Where did the protein go? - Low protein reading in WB lysates (Oct/10/2005 )
I really need help on this one....
I sonicated about 3 million cells ( a good sized pellet) in 100 ul of cyclin ripa buffer with protease inhibitors etc. After I sonicated for 9-10 pulses (as I ussually do) I spun the sample at 12,000 RPM for 15 minutes. When I read my prteon cocncentration using the Bradford assay I got a reading of 2 -3 ug protein/4 ul of the sample.
Using the same procedure described above normaly I get a reading of 4-5 ug/2 ul of the samples. The only thing different that I did today was I spun the sample for 15 mins instead of 10. Will this make a difference. Everything else was the same.
The spectrophotometer was fine as another labmate got her usual results.
Any pointers?? I got so disgusted that I just left from lab...
Anyone??
When you spin longer, you'll remove a bigger amount of cell debris like small pieces of membrane...
This can explain why your protein contect in the soluble fraction was lower... BUT, this is the way to do it not to be mislead by the protein amount.
" BUT, this is the way to do it not to be mislead by the protein amount"

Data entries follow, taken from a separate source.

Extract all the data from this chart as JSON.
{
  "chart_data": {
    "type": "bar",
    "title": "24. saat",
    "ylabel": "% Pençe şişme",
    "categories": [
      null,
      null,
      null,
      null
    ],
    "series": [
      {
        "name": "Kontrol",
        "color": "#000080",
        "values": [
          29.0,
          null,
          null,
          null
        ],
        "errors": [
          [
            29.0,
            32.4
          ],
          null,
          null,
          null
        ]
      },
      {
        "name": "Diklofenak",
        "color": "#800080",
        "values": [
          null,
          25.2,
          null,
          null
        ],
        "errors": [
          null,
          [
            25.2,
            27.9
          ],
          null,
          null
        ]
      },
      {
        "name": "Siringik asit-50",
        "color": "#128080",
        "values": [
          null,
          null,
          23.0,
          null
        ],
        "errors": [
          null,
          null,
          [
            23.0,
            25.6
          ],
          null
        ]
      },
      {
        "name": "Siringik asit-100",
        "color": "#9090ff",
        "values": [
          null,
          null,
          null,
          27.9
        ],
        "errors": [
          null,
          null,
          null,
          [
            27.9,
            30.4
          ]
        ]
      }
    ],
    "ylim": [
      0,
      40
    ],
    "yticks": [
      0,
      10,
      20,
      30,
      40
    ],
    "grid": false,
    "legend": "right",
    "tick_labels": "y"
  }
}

Can u clarify that statement please...Do you mean I have to spin so long??
'Coz ....my lab mate who gets very high protein readings (although she uses half the pellet size and the same amount of the ripa buffer) spins at 6000 RPM for 6-8 mins. Is this the right thing to do??
Can u clarify that statement please...Do you mean I have to spin so long??
'Coz ....my lab mate who gets very high protein readings (although she uses half the pellet size and the same amount of the ripa buffer) spins at 6000 RPM for 6-8 mins. Is this the right thing to do??
I can tell you that when I sonicate my cells, I always clear it at 30,000g for 15 mins... This way you are sure that what you have in the soluble fraction is really soluble proteins.
For some applications, like chromatography, I even spin at 60,000 g for 30 minutes.